The Department of Rural Water Affairs of the Ministry of Agriculture said the water level in and around Oshakati has remained constant over the last number of weeks.

The water level has so far, however, not shown any sign of declining.
Water levels taken at the Sky Bridge (locally known as the suicide bridge that is in the middle of the busy main road) was 3.5 meters deep, while the level at the Okanjengedi Bridge registered at 1.45 meters.

“More rains are expected until the end of April, but the situation can only get better from here on,” said Leonard Hangu, a hydrologist with the ministry’s Department of Water Affairs, who is monitoring the Cuvelai area.

Hangu and Jakob Doetsch from the GTZ have been monitoring the rivers around Oshakati and further outwards since the beginning of the flooding in January.

The ministry had installed telemetry stations (reading the water levels) along the border between Namibia and Angola in the streams of Shakabebe and Shanakumono last year, that provide an accurate reading from the waters coming from the mountainous Cuvelai region across our northern borders.

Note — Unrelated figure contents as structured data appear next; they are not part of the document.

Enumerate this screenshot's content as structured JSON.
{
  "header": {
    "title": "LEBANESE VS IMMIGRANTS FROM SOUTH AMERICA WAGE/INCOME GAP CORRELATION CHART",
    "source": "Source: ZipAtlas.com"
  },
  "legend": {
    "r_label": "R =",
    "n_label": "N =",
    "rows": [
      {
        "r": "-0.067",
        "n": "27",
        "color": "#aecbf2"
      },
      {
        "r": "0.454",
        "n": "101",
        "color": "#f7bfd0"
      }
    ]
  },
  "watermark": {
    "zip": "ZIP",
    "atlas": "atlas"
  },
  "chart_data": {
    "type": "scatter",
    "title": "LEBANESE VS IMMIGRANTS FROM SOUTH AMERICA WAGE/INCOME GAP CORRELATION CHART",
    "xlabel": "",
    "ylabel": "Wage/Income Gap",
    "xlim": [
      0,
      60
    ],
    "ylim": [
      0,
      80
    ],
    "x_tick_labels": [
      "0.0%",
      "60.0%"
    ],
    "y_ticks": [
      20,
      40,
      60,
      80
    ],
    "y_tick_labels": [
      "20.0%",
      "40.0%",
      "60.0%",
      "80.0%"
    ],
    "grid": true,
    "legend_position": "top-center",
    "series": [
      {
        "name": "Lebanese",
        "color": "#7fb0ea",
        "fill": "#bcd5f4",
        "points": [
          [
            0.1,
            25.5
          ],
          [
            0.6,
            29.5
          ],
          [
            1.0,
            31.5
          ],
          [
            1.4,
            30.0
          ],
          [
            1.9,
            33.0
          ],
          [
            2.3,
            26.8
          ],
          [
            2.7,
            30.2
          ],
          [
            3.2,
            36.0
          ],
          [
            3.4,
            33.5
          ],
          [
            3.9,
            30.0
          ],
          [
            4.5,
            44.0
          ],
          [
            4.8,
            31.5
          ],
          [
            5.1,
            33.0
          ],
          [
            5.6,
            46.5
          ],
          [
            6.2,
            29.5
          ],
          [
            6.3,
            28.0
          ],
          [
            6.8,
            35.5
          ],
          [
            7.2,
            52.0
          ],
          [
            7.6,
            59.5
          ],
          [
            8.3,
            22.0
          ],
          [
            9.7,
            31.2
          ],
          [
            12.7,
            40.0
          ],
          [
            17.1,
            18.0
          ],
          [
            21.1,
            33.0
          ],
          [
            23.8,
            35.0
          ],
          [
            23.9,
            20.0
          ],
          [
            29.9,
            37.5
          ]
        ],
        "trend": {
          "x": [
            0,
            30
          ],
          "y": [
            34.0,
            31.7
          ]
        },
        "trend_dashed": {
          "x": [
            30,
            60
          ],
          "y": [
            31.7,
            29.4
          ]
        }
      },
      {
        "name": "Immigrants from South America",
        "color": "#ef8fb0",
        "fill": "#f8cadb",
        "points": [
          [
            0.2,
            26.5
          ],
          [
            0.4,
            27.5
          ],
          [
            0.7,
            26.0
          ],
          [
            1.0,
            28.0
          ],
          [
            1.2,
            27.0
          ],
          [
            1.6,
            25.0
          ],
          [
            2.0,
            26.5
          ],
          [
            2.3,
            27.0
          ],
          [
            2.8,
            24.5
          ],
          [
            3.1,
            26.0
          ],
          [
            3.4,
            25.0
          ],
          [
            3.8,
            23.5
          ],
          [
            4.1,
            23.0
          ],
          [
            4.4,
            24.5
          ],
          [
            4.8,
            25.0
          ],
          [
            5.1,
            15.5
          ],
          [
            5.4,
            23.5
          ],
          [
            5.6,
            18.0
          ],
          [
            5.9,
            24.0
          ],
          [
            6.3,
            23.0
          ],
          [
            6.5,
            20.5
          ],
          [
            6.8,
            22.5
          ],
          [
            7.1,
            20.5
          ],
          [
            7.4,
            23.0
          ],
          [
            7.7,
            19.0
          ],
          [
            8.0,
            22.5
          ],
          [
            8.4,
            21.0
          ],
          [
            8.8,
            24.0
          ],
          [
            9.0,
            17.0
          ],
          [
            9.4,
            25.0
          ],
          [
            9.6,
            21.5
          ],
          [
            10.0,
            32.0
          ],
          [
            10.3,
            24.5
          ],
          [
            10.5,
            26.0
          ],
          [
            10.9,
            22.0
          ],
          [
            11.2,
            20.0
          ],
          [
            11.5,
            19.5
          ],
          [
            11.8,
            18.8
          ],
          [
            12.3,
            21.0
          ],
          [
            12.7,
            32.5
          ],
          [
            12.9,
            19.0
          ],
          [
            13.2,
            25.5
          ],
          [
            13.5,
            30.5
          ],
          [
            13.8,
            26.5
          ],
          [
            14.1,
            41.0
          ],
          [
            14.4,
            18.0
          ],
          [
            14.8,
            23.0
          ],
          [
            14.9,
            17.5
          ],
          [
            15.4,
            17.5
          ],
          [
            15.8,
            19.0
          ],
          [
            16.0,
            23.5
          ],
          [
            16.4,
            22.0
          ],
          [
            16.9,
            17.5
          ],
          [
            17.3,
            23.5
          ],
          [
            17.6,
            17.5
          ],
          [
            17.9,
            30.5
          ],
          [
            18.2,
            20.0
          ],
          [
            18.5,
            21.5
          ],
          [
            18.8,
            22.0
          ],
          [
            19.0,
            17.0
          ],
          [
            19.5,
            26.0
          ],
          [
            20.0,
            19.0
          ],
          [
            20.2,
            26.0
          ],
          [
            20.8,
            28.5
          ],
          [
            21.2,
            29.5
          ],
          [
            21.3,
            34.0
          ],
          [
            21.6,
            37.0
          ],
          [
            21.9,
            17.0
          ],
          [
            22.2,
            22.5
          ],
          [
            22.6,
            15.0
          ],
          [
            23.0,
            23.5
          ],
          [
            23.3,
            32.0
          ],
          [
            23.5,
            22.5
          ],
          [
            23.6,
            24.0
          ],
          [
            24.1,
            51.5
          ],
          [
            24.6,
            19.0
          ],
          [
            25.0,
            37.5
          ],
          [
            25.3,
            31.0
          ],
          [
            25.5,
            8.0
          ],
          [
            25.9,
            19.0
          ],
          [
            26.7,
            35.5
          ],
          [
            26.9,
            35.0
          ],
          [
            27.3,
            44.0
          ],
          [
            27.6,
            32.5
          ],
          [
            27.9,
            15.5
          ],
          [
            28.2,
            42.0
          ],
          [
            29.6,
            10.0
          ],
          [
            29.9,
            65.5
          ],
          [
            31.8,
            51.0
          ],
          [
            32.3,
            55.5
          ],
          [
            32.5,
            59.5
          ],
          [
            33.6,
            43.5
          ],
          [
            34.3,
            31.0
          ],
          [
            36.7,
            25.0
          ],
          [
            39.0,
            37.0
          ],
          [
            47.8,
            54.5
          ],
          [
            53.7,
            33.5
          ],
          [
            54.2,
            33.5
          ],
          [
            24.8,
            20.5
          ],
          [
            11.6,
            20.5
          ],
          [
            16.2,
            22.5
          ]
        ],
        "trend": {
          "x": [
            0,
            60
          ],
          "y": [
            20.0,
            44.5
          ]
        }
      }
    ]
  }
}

This water streams into the low lying oshanas, and eventually end up in the Etosha Pan, which Hangu and Doetsch said is near-overflowing.

In earlier years, the magnitude of inflow of surface waters from Angola had not been measured, but the water division had done measurements for the first time in 1995 when there was some flooding in the northern areas.

Doetsch said the division plans to install water-reading stations across the Oshana areas to track the inflows.

With Oshakati in the middle of the Oshana, it has been particularly hard hit this year, and, said Doetsch, with the combination of local rain and surface water, the situation was aggravated.